Einstimmig votierte das Gremium für den Antrag "Alle Äcker bleiben - keine weitere Flächenversiegelung in Lützellinden und Umgebung". Gestellt hatte ihn die neue Koalition aus Grünen, SPD und "Gießener Linke".

"Versiegelung verhindern"

In der Begründung ihres Papiers erinnern die Partner an die Lützellindener Proteste gegen ein neues Gewerbegebiet ab Sommer 2019. Alle Fraktionen der Stadtverordnetenversammlung seien sich weitgehend einig gewesen, dass die "noch nicht erschlossenen Vorranggebiete für Industrie und Gewerbe in der Gemarkung Lützellinden im neuen Regionalplan nicht mehr aufgenommen werden sollten". Im ersten Entwurf des Plans habe aber der Vorschlag einer neuen Gewerbefläche "Pfaffenpfad" gestanden, die über das Gewerbegebiet "Rechtenbacher Hohl" erschlossen werden solle. "Auf Antrag der CDU-Fraktion im Haupt- und Planungsausschuss der Regionalversammlung Mittelhessen wurde die Fläche 'Pfaffenpfad' im Entwurf etwas verkleinert, auf der anderen Seite der L3054 allerdings erneut eine Fläche vorgeschlagen." Die Versiegelung solch hochwertiger Ackerflächen wie in Lützellinden und Umgebung sei unbedingt zu verhindern, so der Koalitionsantrag.
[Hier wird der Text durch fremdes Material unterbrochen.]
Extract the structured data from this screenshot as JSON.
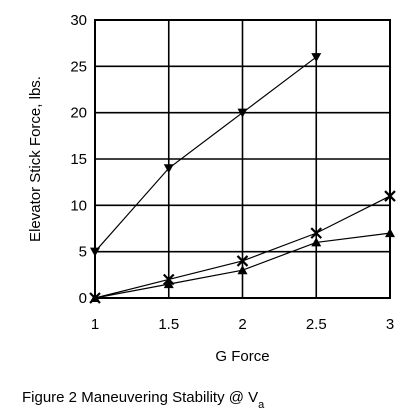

Konkret heißt es darin, dass "angesichts der Klimakrise und damit einhergehender vermehrter Hitze- und Trockenperioden ertragsreiche und -sichere Ackerböden wie in Lützellinden und Umgebung unbedingt für eine landwirtschaftliche Nutzung und damit die lokale Versorgung mit Nahrungsmitteln erhalten bleiben müssen." Eine Überbauung und Versiegelung sei nicht mit dem Ziel der Klimaneutralität der Stadt Gießen vereinbar.

Beschlüsse bekräftigen

Gemäß Antrag soll die Stadtverordnetenversammlung deshalb ihre Beschlüsse aus der vergangenen Wahlperiode bekräftigen. Zudem solle der Magistrat "alle ihm zur Verfügung stehenden Mittel einsetzen, um eine neuerliche Aufnahme von Vorranggebieten Industrie und Gewerbe in den Regionalplan Mittelhessen, wie die im Antrag der CDU-Fraktion im Haupt- und Planungsausschuss der Regionalversammlung beschlossene Fläche entlang der BAB 45 und der L3054 in der Gemarkung Lützellinden und die Fläche 'Pfaffenpfad' in der Gemarkung Großen-Linden, zu verhindern." Nach der Zustimmung des Bauausschusses steht das Votum der Stadtverordnetenversammlung noch aus.